Yes, sorry, CYPRESS mulch. Sometimes my fingers work faster than my brain and have their own thoughts. LOL. I had a humidifier in the inside pen, and I sprayed it every evening, but I just could not keep the dust down. You've seen my "girls" - no pyramiding, no dryness, soaked every night, but boy, that coir.


----------



## kaycov (Aug 23, 2020)

And in thinking about it, the inside pen is 8' X 8' (a room dedicated to the beasts) - perhaps I just couldn't keep it moist enough because of the size? I used to pour pans of water in it and stir it all around, and the next day, it would be as dry as a bone again. They used to be in a 4' X 4', but as they've grown, I wanted them to have a larger enclosure so I doubled the size. They have a pen that size because here in SC, they cannot always go out if it's too cold (and we do have some pretty cold days and nights), and they always come in at night so I wanted them to have a nice, big area - which they do. The outside pen is 8' X 10'


----------



## Tom (Aug 23, 2020)

Karen Covill said:


> And in thinking about it, the inside pen is 8' X 8' (a room dedicated to the beasts) - perhaps I just couldn't keep it moist enough because of the size? I used to pour pans of water in it and stir it all around, and the next day, it would be as dry as a bone again. They used to be in a 4' X 4', but as they've grown, I wanted them to have a larger enclosure so I doubled the size. They have a pen that size because here in SC, they cannot always go out if it's too cold (and we do have some pretty cold days and nights), and they always come in at night so I wanted them to have a nice, big area - which they do. The outside pen is 8' X 10'


Spraying the surface does very little, as you've seen. Dumping water in requires a thick enough layer to hold some of the moisture while considering your room humidity, ventilation and heating strategy.
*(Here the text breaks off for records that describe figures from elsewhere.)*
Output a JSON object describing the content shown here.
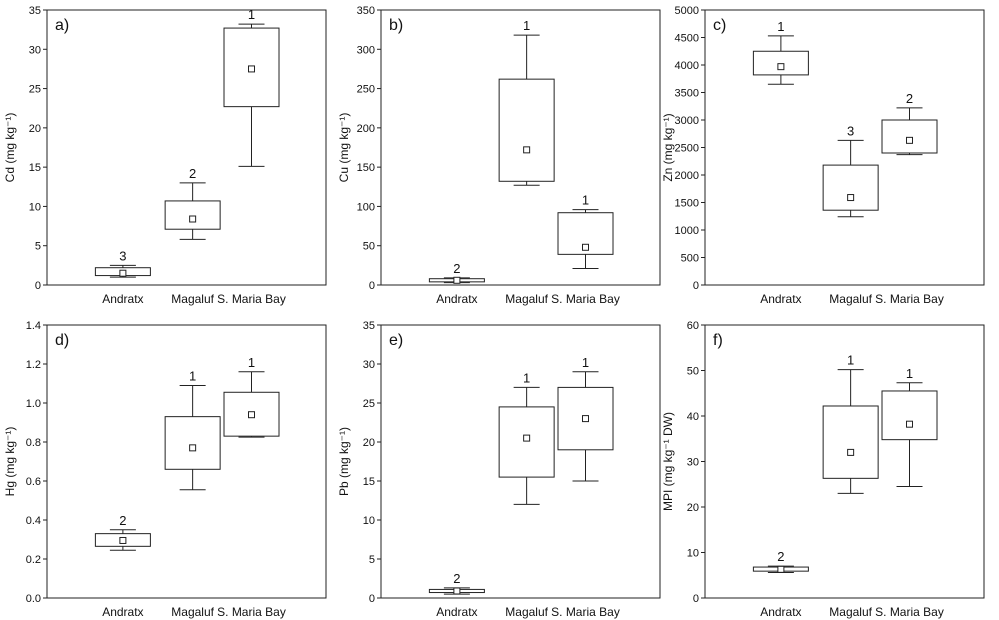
{
  "chart_data": [
    {
      "type": "box",
      "panel_label": "a)",
      "ylabel": "Cd (mg kg⁻¹)",
      "ylim": [
        0,
        35
      ],
      "yticks": [
        0,
        5,
        10,
        15,
        20,
        25,
        30,
        35
      ],
      "ytick_labels": [
        "0",
        "5",
        "10",
        "15",
        "20",
        "25",
        "30",
        "35"
      ],
      "categories": [
        "Andratx",
        "Magaluf",
        "S. Maria Bay"
      ],
      "boxes": [
        {
          "whisker_low": 1.0,
          "q1": 1.2,
          "median": 1.5,
          "q3": 2.2,
          "whisker_high": 2.5,
          "group": "3"
        },
        {
          "whisker_low": 5.8,
          "q1": 7.1,
          "median": 8.4,
          "q3": 10.7,
          "whisker_high": 13.0,
          "group": "2"
        },
        {
          "whisker_low": 15.1,
          "q1": 22.7,
          "median": 27.5,
          "q3": 32.7,
          "whisker_high": 33.2,
          "group": "1"
        }
      ]
    },
    {
      "type": "box",
      "panel_label": "b)",
      "ylabel": "Cu (mg kg⁻¹)",
      "ylim": [
        0,
        350
      ],
      "yticks": [
        0,
        50,
        100,
        150,
        200,
        250,
        300,
        350
      ],
      "ytick_labels": [
        "0",
        "50",
        "100",
        "150",
        "200",
        "250",
        "300",
        "350"
      ],
      "categories": [
        "Andratx",
        "Magaluf",
        "S. Maria Bay"
      ],
      "boxes": [
        {
          "whisker_low": 3,
          "q1": 4,
          "median": 6,
          "q3": 8,
          "whisker_high": 9,
          "group": "2"
        },
        {
          "whisker_low": 127,
          "q1": 132,
          "median": 172,
          "q3": 262,
          "whisker_high": 318,
          "group": "1"
        },
        {
          "whisker_low": 21,
          "q1": 39,
          "median": 48,
          "q3": 92,
          "whisker_high": 96,
          "group": "1"
        }
      ]
    },
    {
      "type": "box",
      "panel_label": "c)",
      "ylabel": "Zn (mg kg⁻¹)",
      "ylim": [
        0,
        5000
      ],
      "yticks": [
        0,
        500,
        1000,
        1500,
        2000,
        2500,
        3000,
        3500,
        4000,
        4500,
        5000
      ],
      "ytick_labels": [
        "0",
        "500",
        "1000",
        "1500",
        "2000",
        "2500",
        "3000",
        "3500",
        "4000",
        "4500",
        "5000"
      ],
      "categories": [
        "Andratx",
        "Magaluf",
        "S. Maria Bay"
      ],
      "boxes": [
        {
          "whisker_low": 3650,
          "q1": 3820,
          "median": 3970,
          "q3": 4250,
          "whisker_high": 4530,
          "group": "1"
        },
        {
          "whisker_low": 1240,
          "q1": 1360,
          "median": 1590,
          "q3": 2180,
          "whisker_high": 2630,
          "group": "3"
        },
        {
          "whisker_low": 2370,
          "q1": 2400,
          "median": 2630,
          "q3": 3000,
          "whisker_high": 3220,
          "group": "2"
        }
      ]
    },
    {
      "type": "box",
      "panel_label": "d)",
      "ylabel": "Hg (mg kg⁻¹)",
      "ylim": [
        0,
        1.4
      ],
      "yticks": [
        0,
        0.2,
        0.4,
        0.6,
        0.8,
        1.0,
        1.2,
        1.4
      ],
      "ytick_labels": [
        "0.0",
        "0.2",
        "0.4",
        "0.6",
        "0.8",
        "1.0",
        "1.2",
        "1.4"
      ],
      "categories": [
        "Andratx",
        "Magaluf",
        "S. Maria Bay"
      ],
      "boxes": [
        {
          "whisker_low": 0.245,
          "q1": 0.265,
          "median": 0.295,
          "q3": 0.33,
          "whisker_high": 0.35,
          "group": "2"
        },
        {
          "whisker_low": 0.555,
          "q1": 0.66,
          "median": 0.77,
          "q3": 0.93,
          "whisker_high": 1.09,
          "group": "1"
        },
        {
          "whisker_low": 0.825,
          "q1": 0.83,
          "median": 0.94,
          "q3": 1.055,
          "whisker_high": 1.16,
          "group": "1"
        }
      ]
    },
    {
      "type": "box",
      "panel_label": "e)",
      "ylabel": "Pb (mg kg⁻¹)",
      "ylim": [
        0,
        35
      ],
      "yticks": [
        0,
        5,
        10,
        15,
        20,
        25,
        30,
        35
      ],
      "ytick_labels": [
        "0",
        "5",
        "10",
        "15",
        "20",
        "25",
        "30",
        "35"
      ],
      "categories": [
        "Andratx",
        "Magaluf",
        "S. Maria Bay"
      ],
      "boxes": [
        {
          "whisker_low": 0.5,
          "q1": 0.7,
          "median": 0.9,
          "q3": 1.1,
          "whisker_high": 1.3,
          "group": "2"
        },
        {
          "whisker_low": 12.0,
          "q1": 15.5,
          "median": 20.5,
          "q3": 24.5,
          "whisker_high": 27.0,
          "group": "1"
        },
        {
          "whisker_low": 15.0,
          "q1": 19.0,
          "median": 23.0,
          "q3": 27.0,
          "whisker_high": 29.0,
          "group": "1"
        }
      ]
    },
    {
      "type": "box",
      "panel_label": "f)",
      "ylabel": "MPI (mg kg⁻¹ DW)",
      "ylim": [
        0,
        60
      ],
      "yticks": [
        0,
        10,
        20,
        30,
        40,
        50,
        60
      ],
      "ytick_labels": [
        "0",
        "10",
        "20",
        "30",
        "40",
        "50",
        "60"
      ],
      "categories": [
        "Andratx",
        "Magaluf",
        "S. Maria Bay"
      ],
      "boxes": [
        {
          "whisker_low": 5.6,
          "q1": 5.9,
          "median": 6.3,
          "q3": 6.8,
          "whisker_high": 7.0,
          "group": "2"
        },
        {
          "whisker_low": 23.0,
          "q1": 26.3,
          "median": 32.0,
          "q3": 42.2,
          "whisker_high": 50.2,
          "group": "1"
        },
        {
          "whisker_low": 24.5,
          "q1": 34.8,
          "median": 38.2,
          "q3": 45.5,
          "whisker_high": 47.3,
          "group": "1"
        }
      ]
    }
  ]
}
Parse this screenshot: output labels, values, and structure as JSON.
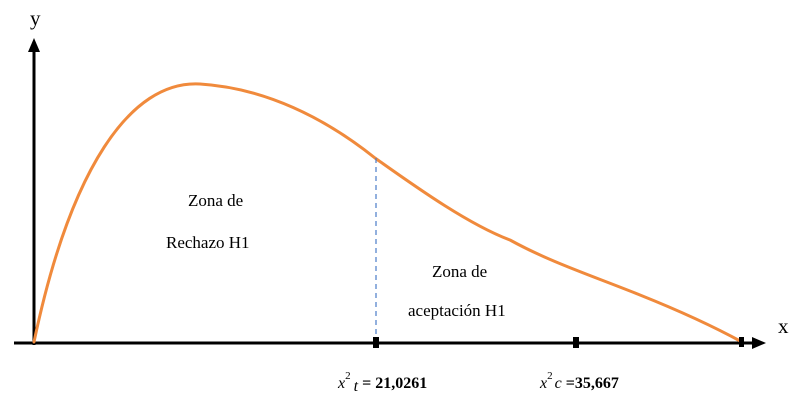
{
  "diagram": {
    "axis_labels": {
      "x": "x",
      "y": "y"
    },
    "zones": {
      "rejection": {
        "line1": "Zona de",
        "line2": "Rechazo H1"
      },
      "acceptance": {
        "line1": "Zona de",
        "line2": "aceptación H1"
      }
    },
    "markers": {
      "critical": {
        "symbol": "x",
        "exponent": "2",
        "subscript": "t",
        "equals": " = ",
        "value": "21,0261"
      },
      "calculated": {
        "symbol": "x",
        "exponent": "2",
        "subscript": "c",
        "equals": " =",
        "value": "35,667"
      }
    },
    "colors": {
      "curve": "#F08A3C",
      "axes": "#000000",
      "divider": "#4A7CC8"
    }
  }
}
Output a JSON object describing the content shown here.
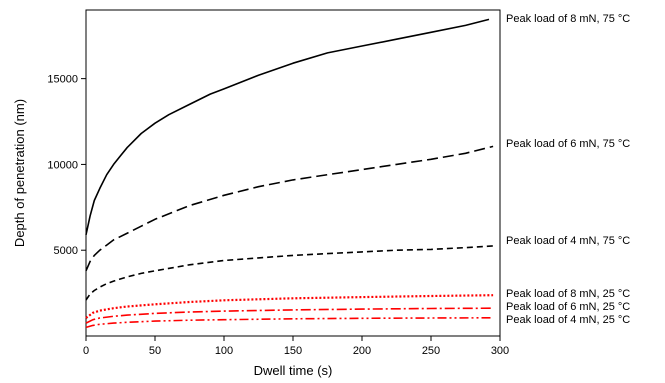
{
  "chart_data": {
    "type": "line",
    "title": "",
    "xlabel": "Dwell time (s)",
    "ylabel": "Depth of penetration (nm)",
    "xlim": [
      0,
      300
    ],
    "ylim": [
      0,
      19000
    ],
    "xticks": [
      0,
      50,
      100,
      150,
      200,
      250,
      300
    ],
    "yticks": [
      5000,
      10000,
      15000
    ],
    "xtick_labels": [
      "0",
      "50",
      "100",
      "150",
      "200",
      "250",
      "300"
    ],
    "ytick_labels": [
      "5000",
      "10000",
      "15000"
    ],
    "grid": false,
    "legend": "labels placed at right end of each curve",
    "series": [
      {
        "name": "Peak load of 8 mN, 75 °C",
        "color": "#000000",
        "dash": "solid",
        "x": [
          0,
          3,
          6,
          10,
          15,
          20,
          25,
          30,
          40,
          50,
          60,
          75,
          90,
          100,
          125,
          150,
          175,
          200,
          225,
          250,
          275,
          292
        ],
        "y": [
          5900,
          7000,
          7900,
          8600,
          9400,
          10000,
          10500,
          11000,
          11800,
          12400,
          12900,
          13500,
          14100,
          14400,
          15200,
          15900,
          16500,
          16900,
          17300,
          17700,
          18100,
          18450
        ]
      },
      {
        "name": "Peak load of 6 mN, 75 °C",
        "color": "#000000",
        "dash": "longdash",
        "x": [
          0,
          3,
          6,
          10,
          15,
          20,
          30,
          40,
          50,
          75,
          100,
          125,
          150,
          175,
          200,
          225,
          250,
          275,
          295
        ],
        "y": [
          3800,
          4350,
          4700,
          5000,
          5300,
          5600,
          6000,
          6400,
          6800,
          7600,
          8200,
          8700,
          9100,
          9400,
          9700,
          10000,
          10300,
          10650,
          11050
        ]
      },
      {
        "name": "Peak load of 4 mN, 75 °C",
        "color": "#000000",
        "dash": "shortdash",
        "x": [
          0,
          3,
          6,
          10,
          15,
          20,
          30,
          40,
          50,
          75,
          100,
          125,
          150,
          175,
          200,
          225,
          250,
          275,
          295
        ],
        "y": [
          2100,
          2450,
          2650,
          2850,
          3050,
          3200,
          3450,
          3650,
          3800,
          4150,
          4400,
          4550,
          4700,
          4800,
          4900,
          5000,
          5050,
          5150,
          5250
        ]
      },
      {
        "name": "Peak load of 8 mN, 25 °C",
        "color": "#ff0000",
        "dash": "dotted",
        "x": [
          0,
          5,
          10,
          20,
          30,
          50,
          75,
          100,
          150,
          200,
          250,
          295
        ],
        "y": [
          1050,
          1350,
          1480,
          1620,
          1720,
          1850,
          1980,
          2080,
          2200,
          2270,
          2330,
          2380
        ]
      },
      {
        "name": "Peak load of 6 mN, 25 °C",
        "color": "#ff0000",
        "dash": "dashdot",
        "x": [
          0,
          5,
          10,
          20,
          30,
          50,
          75,
          100,
          150,
          200,
          250,
          295
        ],
        "y": [
          750,
          950,
          1050,
          1150,
          1220,
          1320,
          1400,
          1450,
          1520,
          1570,
          1600,
          1620
        ]
      },
      {
        "name": "Peak load of 4 mN, 25 °C",
        "color": "#ff0000",
        "dash": "dashdotdot",
        "x": [
          0,
          5,
          10,
          20,
          30,
          50,
          75,
          100,
          150,
          200,
          250,
          295
        ],
        "y": [
          500,
          620,
          680,
          750,
          800,
          870,
          920,
          950,
          1000,
          1030,
          1050,
          1060
        ]
      }
    ]
  }
}
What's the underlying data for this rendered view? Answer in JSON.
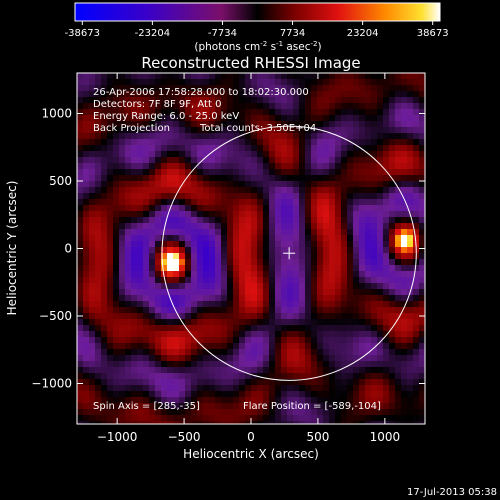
{
  "chart_data": {
    "type": "heatmap",
    "title": "Reconstructed RHESSI Image",
    "xlabel": "Heliocentric X (arcsec)",
    "ylabel": "Heliocentric Y (arcsec)",
    "xlim": [
      -1300,
      1300
    ],
    "ylim": [
      -1300,
      1300
    ],
    "x_ticks": [
      -1000,
      -500,
      0,
      500,
      1000
    ],
    "y_ticks": [
      -1000,
      -500,
      0,
      500,
      1000
    ],
    "colorbar": {
      "ticks": [
        "-38673",
        "-23204",
        "-7734",
        "7734",
        "23204",
        "38673"
      ],
      "range": [
        -38673,
        38673
      ],
      "unit_base": "(photons cm",
      "unit_sup1": "-2",
      "unit_mid": " s",
      "unit_sup2": "-1",
      "unit_end": " asec",
      "unit_sup3": "-2",
      "unit_close": ")"
    },
    "annotations": {
      "time": "26-Apr-2006 17:58:28.000 to 18:02:30.000",
      "detectors": "Detectors: 7F 8F 9F, Att 0",
      "energy": "Energy Range: 6.0 - 25.0 keV",
      "method": "Back Projection",
      "counts": "Total counts: 3.50E+04",
      "spin_axis": "Spin Axis = [285,-35]",
      "flare_position": "Flare Position = [-589,-104]"
    },
    "sources": [
      {
        "x": -589,
        "y": -104,
        "kind": "peak"
      },
      {
        "x": 1150,
        "y": 60,
        "kind": "peak"
      }
    ],
    "solar_disk": {
      "center": [
        285,
        -35
      ],
      "radius": 950
    },
    "marker": {
      "x": 285,
      "y": -35,
      "shape": "plus"
    },
    "grid": false,
    "colormap": "blue-purple-red-yellow-white",
    "footer_date": "17-Jul-2013 05:38"
  }
}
Coco coir is a good substrate for many tortoise housing situation as long as its used correctly. I hate to see people discouraged from using it because you had a bad experience from using it too dry.


----------



## kaycov (Aug 23, 2020)

It is not my intention to discourage people from using it. Just saying that once I made a big pen, it didn't work for me. I couldn't keep it moist enough. I'm sure it works for others.


----------